Monday, March 10, 2008

Forgetomori (a blog you should bookmark if you haven't already) just turned me on to this excellent video trashing the "little man on Mars" I railed about not too long ago:



And don't miss this oddly disturbing clip of a CGI Gray speaking in an appropriately alien tongue.

(By the way, you're reading this blog's 7,000th post.

Not impressed? I didn't think so.)

6 comments:

Anonymous said...

Much of what he said could have been said and has been said about the face on Mars.
I agree that the "statue" is probably a rock. However, this kind of automatic comeback about the mind seeing what it wants, gives a perfect excuse for not exploring things we don't "expect" to see on another planet.

Stan

Anonymous said...

"and that guy tripped!"...lol. That was great!

Denny

Mac said...

Much of what he said could have been said and has been said about the face on Mars.

True ... but he would have been leaving out a lot. In the case of the "little man" there's really not a hell of a lot to tell in the first place.

Anonymous said...

Mac, please don't get me started. (OK, you got me started.)

A) I thought the whole send-up was totally stupid since no rational person looking at the photograph would think it was a LIVE humanoid being of some sort. Why ridiculing this notion (which I agree is stupid as well because it calls attention away from what the shape might actually be) seems to many to serve as "conclusive proof" that it can't have ANYTHING to do with possible artifacts on Mars is beyond me.

B) What are the arguments against this being a possible (note, I said POSSIBLE) artifact. None whatsoever. (As I said, ridiculing a notion that makes no sense to start with in no way rules a valid notion that DOES make sense. And yet, this seems to be the logic behind this kind of thing.)

C) Note -- I am not saying the object IS a statue, I am saying it is a POSSIBLE artifact. Either you believe there never was an ancient civilization on Mars (in which case, there goes the famous Face too) or you are forced (it seems to me) to admit that this civilization may have left microscale as well as macroscale artifacts....

So this object could be a POSSIBLE artifact. I said could be, could be, could be; I said possible, possible, POSSIBLE....

(And it is no argument against this possibility either to to say, "No, I don't think it's a statue," or to point out that human beings are prone to find shapes in all kinds of natural objects. The whole point about this shape is that it DOESN'T look natural or even -- to me, anyway -- much like a simulacrum, which is the generic name for natural objects that look as though they were sculpted into recognizable forms such as human beings or animals.

Thank you for shopping Wal Mart.

Mac said...

WMB--

I thought the whole send-up was totally stupid since no rational person looking at the photograph would think it was a LIVE humanoid being of some sort.

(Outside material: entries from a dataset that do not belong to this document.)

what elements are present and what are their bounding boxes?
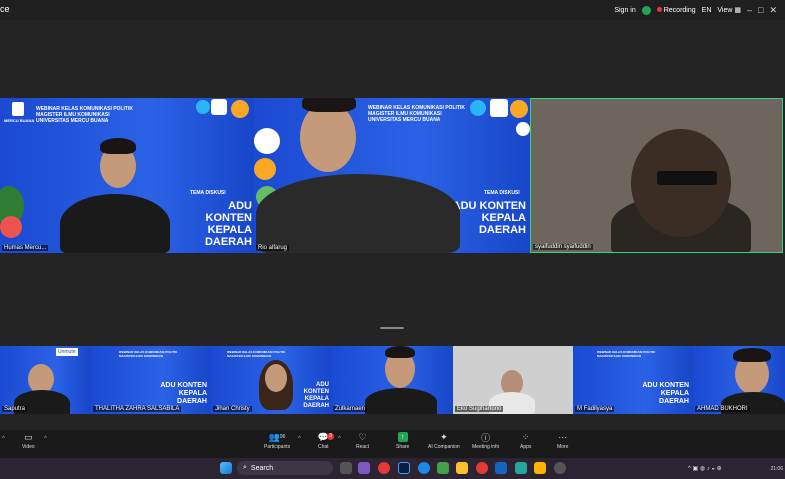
maximize-button[interactable]: □ [758,5,763,15]
gallery-tile[interactable]: WEBINAR KELAS KOMUNIKASI POLITIK MAGISTER… [91,346,211,414]
view-button[interactable]: View ▦ [717,6,741,14]
participant-head [300,102,356,172]
unmute-button[interactable]: Unmute [56,348,78,356]
app-icon[interactable] [476,462,488,474]
participant-name: AHMAD BUKHORI [695,406,750,412]
decor-circle-icon [510,100,528,118]
windows-taskbar [0,458,785,479]
language-button[interactable]: EN [702,7,712,14]
chat-options-caret[interactable]: ^ [338,436,341,442]
sign-in-button[interactable]: Sign in [614,7,635,14]
meeting-info-button[interactable]: ⓘ Meeting info [472,432,499,451]
decor-circle-icon [0,216,22,238]
gallery-tile[interactable]: Unmute Saputra [0,346,91,414]
app-icon[interactable] [534,462,546,474]
app-title: ce [0,4,10,14]
participants-options-caret[interactable]: ^ [298,436,301,442]
edge-icon[interactable] [418,462,430,474]
top-right-controls: Sign in Recording EN View ▦ – □ ✕ [614,0,785,20]
react-button[interactable]: ♡ React [356,431,369,451]
gallery-tile[interactable]: AHMAD BUKHORI [693,346,785,414]
info-icon: ⓘ [481,432,491,443]
decor-square-icon [211,99,227,115]
decor-circle-icon [470,100,486,116]
participant-name: THALITHA ZAHRA SALSABILA [93,406,182,412]
decor-circle-icon [254,128,280,154]
decor-circle-icon [231,100,249,118]
participant-name: syaifuddin syaifuddin [533,244,593,250]
gallery-tile[interactable]: Eko Sugihartono [453,346,573,414]
app-icon[interactable] [554,462,566,474]
participant-name: Rio alfarug [256,245,290,251]
participant-body [256,174,460,253]
decor-circle-icon [196,100,210,114]
search-icon: ⌕ [243,464,247,471]
university-logo-icon [12,102,24,116]
participant-name: Saputra [2,406,28,412]
participants-icon: 👥 96 [268,431,286,442]
minimize-button[interactable]: – [747,5,752,15]
ai-companion-button[interactable]: ✦ AI Companion [428,431,460,451]
more-button[interactable]: ⋯ More [557,431,568,451]
participant-name: M Fadilyasya [575,406,615,412]
system-clock[interactable]: 21:06 [770,466,783,472]
participant-name: Zulkarnaen [333,406,368,412]
apps-icon: ⁘ [521,431,530,442]
heart-icon: ♡ [358,431,367,442]
file-explorer-icon[interactable] [456,462,468,474]
opera-icon[interactable] [378,462,390,474]
participant-name: Humas Mercu... [2,245,49,251]
gallery-tile[interactable]: Zulkarnaen [331,346,453,414]
gallery-tile[interactable]: WEBINAR KELAS KOMUNIKASI POLITIK MAGISTER… [211,346,331,414]
meeting-controls [0,430,785,458]
share-button[interactable]: ↑ Share [396,432,409,450]
apps-button[interactable]: ⁘ Apps [520,431,531,451]
participants-button[interactable]: 👥 96 Participants [264,431,290,451]
video-camera-icon: ▭ [24,431,33,442]
recording-dot-icon [656,6,662,12]
sparkle-icon: ✦ [440,431,448,442]
more-icon: ⋯ [558,431,568,442]
glasses-icon [657,171,717,185]
gallery-tile[interactable]: WEBINAR KELAS KOMUNIKASI POLITIK MAGISTER… [573,346,693,414]
video-button[interactable]: ▭ Video [22,431,35,451]
task-view-icon[interactable] [340,462,352,474]
audio-options-caret[interactable]: ^ [2,436,5,442]
app-icon[interactable] [515,462,527,474]
decor-circle-icon [516,122,530,136]
encryption-shield-icon[interactable] [641,5,651,15]
photoshop-icon[interactable] [398,462,410,474]
app-icon[interactable] [358,462,370,474]
tray-icons[interactable]: ^ ▣ ◍ ♪ ◒ ⊕ [688,465,722,472]
video-options-caret[interactable]: ^ [44,436,47,442]
video-tile-humas[interactable]: MERCU BUANA WEBINAR KELAS KOMUNIKASI POL… [0,98,254,253]
close-button[interactable]: ✕ [769,5,777,16]
participant-name: Jihan Christy [213,406,252,412]
decor-square-icon [490,99,508,117]
recording-indicator[interactable]: Recording [656,6,696,14]
share-arrow-icon: ↑ [397,432,408,442]
video-tile-rio[interactable]: WEBINAR KELAS KOMUNIKASI POLITIK MAGISTE… [254,98,530,253]
taskbar-search[interactable]: ⌕ Search [237,461,333,475]
video-tile-syaifuddin[interactable]: syaifuddin syaifuddin [530,98,783,253]
windows-start-icon[interactable] [220,462,232,474]
participant-name: Eko Sugihartono [455,406,504,412]
decor-circle-icon [254,158,276,180]
chat-badge: 3 [327,433,334,440]
participant-body [60,194,170,253]
app-icon[interactable] [437,462,449,474]
zoom-icon[interactable] [495,462,507,474]
resize-handle[interactable] [380,327,404,329]
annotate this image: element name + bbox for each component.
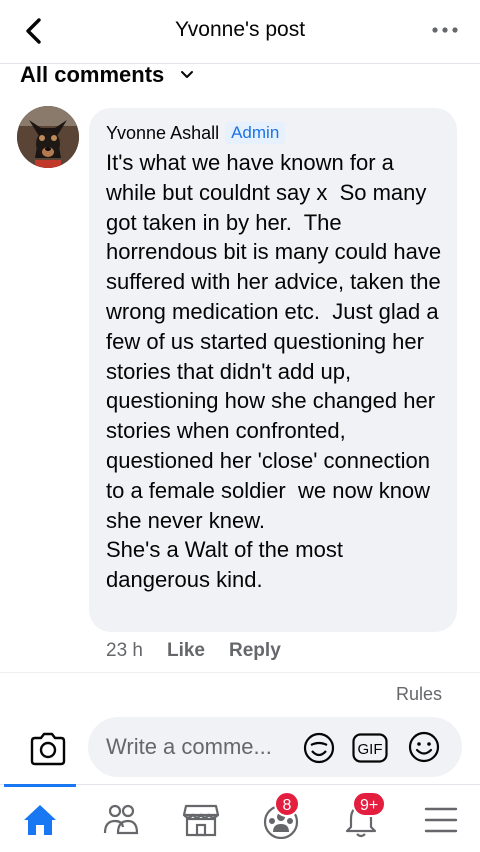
tab-groups[interactable]: 8 (240, 785, 320, 852)
friends-icon (103, 804, 139, 835)
tab-friends[interactable] (80, 785, 160, 852)
comment-text: It's what we have known for a while but … (106, 150, 442, 593)
tab-menu[interactable] (400, 785, 480, 852)
comment-input[interactable] (106, 731, 306, 763)
tab-home[interactable] (0, 784, 80, 852)
reply-button[interactable]: Reply (229, 640, 281, 662)
admin-badge: Admin (225, 122, 286, 144)
rules-link[interactable]: Rules (396, 684, 442, 705)
comment-bubble: Yvonne Ashall Admin It's what we have kn… (89, 108, 457, 632)
comments-filter-dropdown[interactable]: All comments (20, 60, 194, 90)
gif-icon-label: GIF (358, 741, 383, 758)
tab-notifications[interactable]: 9+ (320, 785, 400, 852)
comment-author-row: Yvonne Ashall Admin (106, 122, 441, 144)
top-bar: Yvonne's post (0, 0, 480, 64)
more-horizontal-icon[interactable] (430, 18, 460, 42)
avatar[interactable] (17, 106, 79, 168)
comment-input-box[interactable]: GIF (88, 717, 462, 777)
notifications-badge: 9+ (352, 791, 387, 817)
active-tab-indicator (4, 784, 76, 787)
sticker-icon[interactable] (302, 731, 336, 765)
comment-timestamp[interactable]: 23 h (106, 640, 143, 662)
comment-actions: 23 h Like Reply (106, 640, 281, 662)
gif-icon[interactable]: GIF (352, 733, 388, 763)
chevron-down-icon (181, 71, 194, 78)
page-title: Yvonne's post (174, 18, 306, 41)
menu-icon (424, 807, 458, 833)
groups-badge: 8 (274, 791, 300, 817)
camera-icon[interactable] (28, 731, 68, 767)
home-icon (24, 805, 56, 835)
comments-filter-label: All comments (20, 62, 165, 87)
emoji-icon[interactable] (408, 731, 440, 763)
bottom-tab-bar: 8 9+ (0, 784, 480, 852)
dog-avatar-image (17, 106, 79, 168)
comment-author-name[interactable]: Yvonne Ashall (106, 123, 219, 144)
marketplace-icon (182, 804, 220, 837)
tab-marketplace[interactable] (160, 785, 240, 852)
like-button[interactable]: Like (167, 640, 205, 662)
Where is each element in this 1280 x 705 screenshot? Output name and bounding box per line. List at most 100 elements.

Actually, I *could* posit that the "little man" is evidence of an actual lifeform. After all, who's to say it isn't? Can they *prove* it?

And if they wanted to disagree I could point to mountains of evidence -- some solid, some speculative -- supporting the possibility of a living Mars. I'd even drop the panspermia bomb and argue that the "little man'" generally humanoid appearance is entirely in keeping with astrobiological thought...

My point being that sure, the "man" COULD be a sculpture. Just about anything COULD be something else if one's sufficiently predisposed.

I admire your staunch agnosticism on this. But I think trying to keep the case for the "little man" being the work of nonhuman intelligence is contaminated by the desire for it to be anything other than the rock it almost certainly is.

Anonymous said...

Mac -- All I'm saying is that the object looks credibly like it could be a statue. As far as your whole "could be" logic is concerned, the same holds true of the famous Face. If there was an ancient civilization on Mars, clearly it left small as well as large artifacts littered around. It's certainly not implausible that some of these small artifacts are showing up in the rover pix and no one is seeing them.

So you have a choice. Either, like many so-called skeptics -- the same ones who point to the "smiley face" and say, look, that's clearly a natural formation so THEREFORE so is the Face. The logic applied here is not different. I'm really just trying to get people to see that logic rather than plumping for anything in rover pix as actually BEING an artifact. I have simply seen a number of things (including this one) that I believe CAN'T BE RULED OUT as possible artifacts unless you believe that an ancient civilization on Mars was IMPOSSIBLE (and most planetary scientists do believe this).

So, if an ancient civilization on Mars is a priori impossible, then the Face is not artificial either. NOTHING on Mars is.

If you do not regard an ancient civilization on Mars as being a priori impossible, then you logically constrained (it seems to me) to admit the possibility of artifacts, large and small. I'm "agnostic" because, at this stage, it IS impossible to determine whether a given object (like the "statue") may or may not be an artifact.

All I can say -- to paraphrase one of your SETI articles -- is that if some of the things (including the "statue") had shown up in photographs of areas on Earth, archeologists would be rushed to the scene.

And I especially dislike the use of ridicule by people like "Captain Disillusion" to make stupid points like the one about the object.